Em artigo, a cirurgiã-dentista Jessica Oliveira, do Seconci-SP, explica como o histórico de saúde do paciente influencia o atendimento odontológico e ajuda a prevenir complicações.
Por Jessica Oliveira | Cirurgiã-dentista do Seconci-SP
Quando um paciente chega para uma consulta odontológica, uma das primeiras perguntas feitas pelo cirurgião-dentista costuma ser sobre o uso de medicamentos e a realização de tratamentos de saúde. Embora muitas pessoas não percebam a relação dessas informações com a Odontologia, elas são fundamentais para garantir um atendimento seguro e adequado. Afinal, o dentista não cuida apenas dos dentes, mas da saúde da boca como parte integrante do organismo.
Diversos medicamentos podem provocar alterações na saúde bucal. Um dos efeitos mais comuns é a redução da produção de saliva, causando boca seca, quadro que pode ocorrer em pessoas que utilizam antidepressivos, ansiolíticos, anti-hipertensivos, anti-histamínicos e outros medicamentos de uso contínuo. A diminuição da saliva pode favorecer cáries, candidíase oral, dificuldade para mastigar, engolir e falar, além de ardência e desconforto. Outros medicamentos também podem causar aumento do volume da gengiva, alterações no paladar, úlceras e pigmentação da mucosa.
As informações sobre os medicamentos também influenciam diretamente o planejamento do tratamento. Pacientes que utilizam anticoagulantes, por exemplo, podem apresentar maior risco de sangramento durante procedimentos cirúrgicos. Isso não significa que a medicação deva ser suspensa por conta própria. A conduta deve ser definida pelo profissional responsável. Também merecem atenção os pacientes que utilizam medicamentos para osteoporose ou determinados tipos de câncer, como bisfosfonatos e outros agentes antirreabsortivos ou antiangiogênicos, que podem aumentar o risco de osteonecrose dos maxilares. Já tratamentos oncológicos, como quimioterapia, radioterapia, imunoterapia e terapias-alvo, podem provocar mucosite, infecções, redução da imunidade, alterações na produção de saliva e atraso na cicatrização, exigindo cuidados odontológicos específicos.

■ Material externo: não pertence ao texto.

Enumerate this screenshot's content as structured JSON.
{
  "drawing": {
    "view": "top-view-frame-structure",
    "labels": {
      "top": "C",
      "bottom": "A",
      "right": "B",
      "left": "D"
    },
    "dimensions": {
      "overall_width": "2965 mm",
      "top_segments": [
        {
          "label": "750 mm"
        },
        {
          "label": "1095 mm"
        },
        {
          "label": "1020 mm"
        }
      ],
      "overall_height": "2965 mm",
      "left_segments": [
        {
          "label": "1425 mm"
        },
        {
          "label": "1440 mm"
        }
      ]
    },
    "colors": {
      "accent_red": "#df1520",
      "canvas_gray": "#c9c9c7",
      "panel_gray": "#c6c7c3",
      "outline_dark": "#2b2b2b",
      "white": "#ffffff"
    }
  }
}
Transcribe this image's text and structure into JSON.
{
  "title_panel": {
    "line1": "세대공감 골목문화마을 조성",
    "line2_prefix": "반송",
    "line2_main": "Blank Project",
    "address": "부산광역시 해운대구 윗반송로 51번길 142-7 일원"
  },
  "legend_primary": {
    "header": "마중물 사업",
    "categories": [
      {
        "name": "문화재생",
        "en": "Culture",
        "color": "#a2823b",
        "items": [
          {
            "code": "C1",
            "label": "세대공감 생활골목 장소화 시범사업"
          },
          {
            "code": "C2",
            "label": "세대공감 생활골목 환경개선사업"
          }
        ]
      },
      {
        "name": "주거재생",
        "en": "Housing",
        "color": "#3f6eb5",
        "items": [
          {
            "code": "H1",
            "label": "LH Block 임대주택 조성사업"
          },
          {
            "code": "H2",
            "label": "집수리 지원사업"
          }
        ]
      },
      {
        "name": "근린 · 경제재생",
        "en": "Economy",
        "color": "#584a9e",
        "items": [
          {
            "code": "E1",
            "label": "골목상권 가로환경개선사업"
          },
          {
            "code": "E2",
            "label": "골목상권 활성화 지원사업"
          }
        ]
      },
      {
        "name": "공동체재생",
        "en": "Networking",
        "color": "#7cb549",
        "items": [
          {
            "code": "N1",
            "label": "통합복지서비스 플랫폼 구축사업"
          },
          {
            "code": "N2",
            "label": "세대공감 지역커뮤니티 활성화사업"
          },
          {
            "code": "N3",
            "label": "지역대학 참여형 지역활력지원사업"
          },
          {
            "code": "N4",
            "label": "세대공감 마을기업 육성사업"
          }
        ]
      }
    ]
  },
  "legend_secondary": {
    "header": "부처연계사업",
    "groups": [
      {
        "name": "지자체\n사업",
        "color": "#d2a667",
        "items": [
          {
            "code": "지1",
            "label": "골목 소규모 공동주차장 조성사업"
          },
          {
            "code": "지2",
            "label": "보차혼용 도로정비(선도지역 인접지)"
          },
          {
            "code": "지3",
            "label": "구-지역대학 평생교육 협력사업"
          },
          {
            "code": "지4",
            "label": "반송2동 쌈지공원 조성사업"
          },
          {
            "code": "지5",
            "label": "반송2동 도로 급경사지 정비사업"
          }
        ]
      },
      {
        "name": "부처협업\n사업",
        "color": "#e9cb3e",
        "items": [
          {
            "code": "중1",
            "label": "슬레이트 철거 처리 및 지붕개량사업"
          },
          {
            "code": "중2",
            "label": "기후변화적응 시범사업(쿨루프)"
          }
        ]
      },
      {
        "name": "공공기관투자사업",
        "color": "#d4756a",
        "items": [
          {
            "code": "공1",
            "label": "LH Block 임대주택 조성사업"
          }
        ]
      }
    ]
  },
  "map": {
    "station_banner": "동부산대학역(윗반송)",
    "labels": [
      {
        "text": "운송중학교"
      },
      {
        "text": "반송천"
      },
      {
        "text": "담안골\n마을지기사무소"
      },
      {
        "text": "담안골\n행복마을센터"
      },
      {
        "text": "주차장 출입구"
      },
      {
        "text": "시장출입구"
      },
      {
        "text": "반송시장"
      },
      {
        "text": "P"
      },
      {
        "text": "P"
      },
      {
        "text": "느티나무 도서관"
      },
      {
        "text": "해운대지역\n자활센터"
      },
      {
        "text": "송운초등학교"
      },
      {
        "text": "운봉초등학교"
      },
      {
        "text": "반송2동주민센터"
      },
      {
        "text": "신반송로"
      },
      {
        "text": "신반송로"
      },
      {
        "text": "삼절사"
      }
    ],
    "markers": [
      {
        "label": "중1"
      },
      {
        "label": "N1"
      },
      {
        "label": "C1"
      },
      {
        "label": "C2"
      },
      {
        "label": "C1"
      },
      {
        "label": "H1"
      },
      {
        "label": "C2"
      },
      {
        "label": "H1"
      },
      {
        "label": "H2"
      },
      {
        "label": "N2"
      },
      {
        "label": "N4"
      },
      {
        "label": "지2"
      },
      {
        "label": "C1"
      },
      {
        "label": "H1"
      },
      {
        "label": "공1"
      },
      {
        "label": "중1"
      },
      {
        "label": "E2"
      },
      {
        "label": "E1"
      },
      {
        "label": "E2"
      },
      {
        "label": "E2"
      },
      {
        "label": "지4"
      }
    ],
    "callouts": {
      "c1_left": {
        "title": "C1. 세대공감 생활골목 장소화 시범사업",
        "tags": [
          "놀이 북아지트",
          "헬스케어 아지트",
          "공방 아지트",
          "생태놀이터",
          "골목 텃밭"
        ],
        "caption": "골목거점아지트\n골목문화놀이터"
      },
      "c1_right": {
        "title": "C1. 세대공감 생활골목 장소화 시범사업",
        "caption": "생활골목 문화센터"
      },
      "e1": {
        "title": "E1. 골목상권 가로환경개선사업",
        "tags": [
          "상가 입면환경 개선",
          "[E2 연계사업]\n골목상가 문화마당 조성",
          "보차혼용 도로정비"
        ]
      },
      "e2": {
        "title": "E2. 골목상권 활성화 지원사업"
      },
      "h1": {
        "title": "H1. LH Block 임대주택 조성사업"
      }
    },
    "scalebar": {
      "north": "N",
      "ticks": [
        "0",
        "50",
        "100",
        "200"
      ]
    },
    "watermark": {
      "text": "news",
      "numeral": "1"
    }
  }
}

Outro ponto importante são as possíveis interações medicamentosas. Remédios prescritos pelo dentista podem interagir com aqueles que o paciente já utiliza, alterando seus efeitos ou aumentando o risco de reações adversas. Por isso, é fundamental informar todos os produtos utilizados, inclusive vitaminas, fitoterápicos, suplementos alimentares, hormônios, medicamentos para emagrecimento e produtos naturais. Ter acesso a um histórico completo permite ao profissional avaliar riscos e escolher a conduta mais segura para cada caso.
Não omitir informações sobre a própria saúde é, portanto, uma forma de contribuir para um atendimento odontológico mais seguro, individualizado e eficaz. Compartilhar com o cirurgião-dentista informações sobre doenças, tratamentos e medicamentos utilizados é um gesto simples que pode ajudar a prevenir complicações. A boca faz parte do corpo, e cuidar da saúde bucal também significa considerar a saúde como um todo.